Job Summary:
This position is for a Data Scientist responsible for the discovery of knowledge hidden in vast amounts of data and surfacing that knowledge to our customers. Primary focus in data mining techniques, statistical analysis, and building high quality prediction systems, automate scoring using machine learning techniques, build recommendation systems, improve and extend the features of our existing system.
Scope:
- Selecting features, building and optimizing classifiers using machine learning techniques
- Data mining using state-of-the-art methods
- Extending customers data with third party sources of information when needed
- Enhancing data collection procedures to include information that is relevant for building analytic systems and meeting customer requirements
- Processing, cleansing, and verifying the integrity of data used for analysis
- Doing ad-hoc analysis and presenting results in a clear manner
- Creating automated anomaly detection systems and constant tracking of its performance
Skills and Qualifications:
- Excellent understanding of machine learning techniques and algorithms,
- Experience with common data science toolkits, such as R, Weka, NumPy, MatLab, etc.

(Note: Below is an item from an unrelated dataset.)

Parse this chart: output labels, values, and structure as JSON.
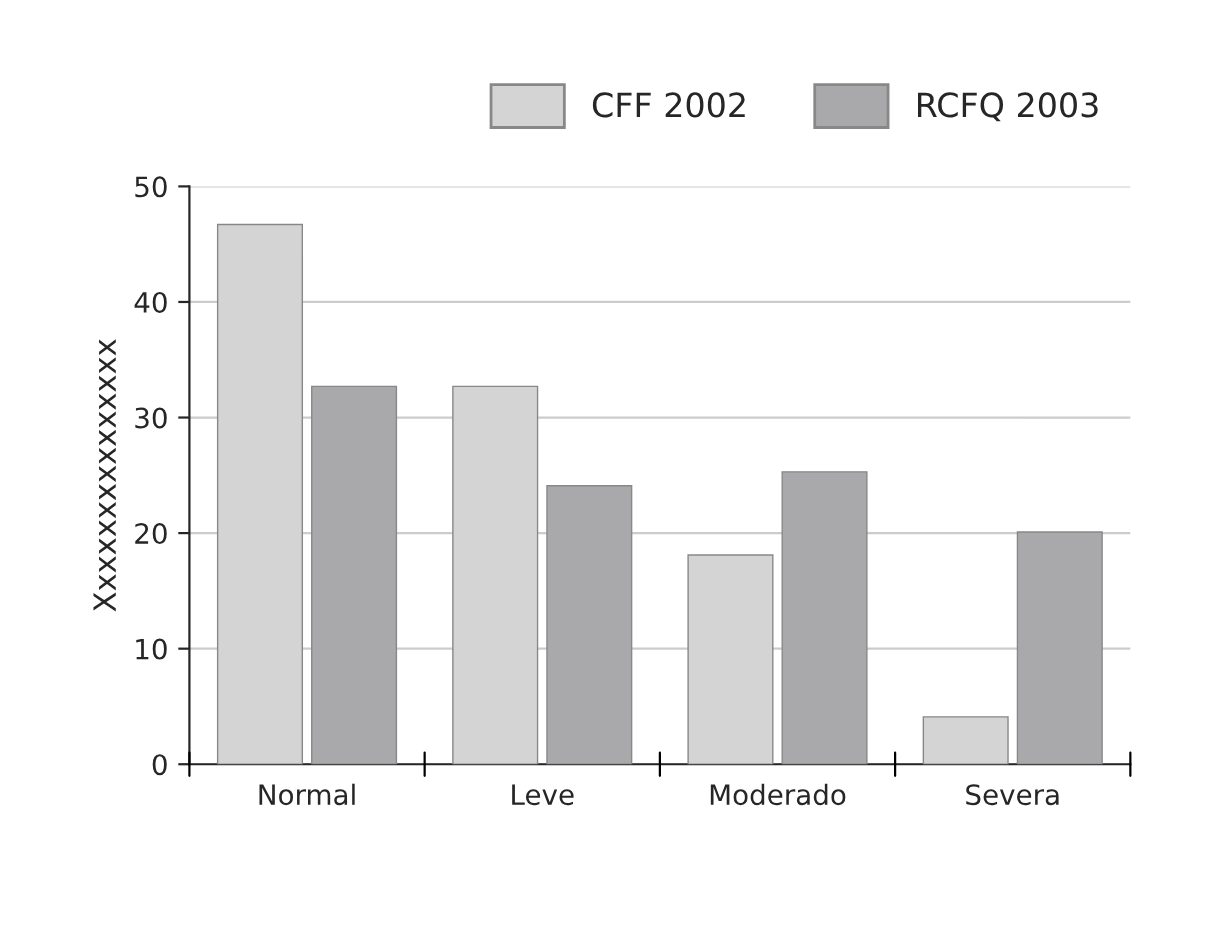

- Great communication, written and oral, skills
- Experience with data visualization tools, such as D3.js, GGplot, etc.
- Proficiency in using query languages such as SQL, Hive, Pig, SparQL
- Experience with NoSQL databases, such as MongoDB, Cassandra, HBase
- Good applied statistics skills, such as distributions, statistical testing, regression, etc.
- Good scripting and programming skills; Python, Javascript, JAVA
- Data-oriented personality
- Experience with Spark, Hadoop
- CS degree in related domain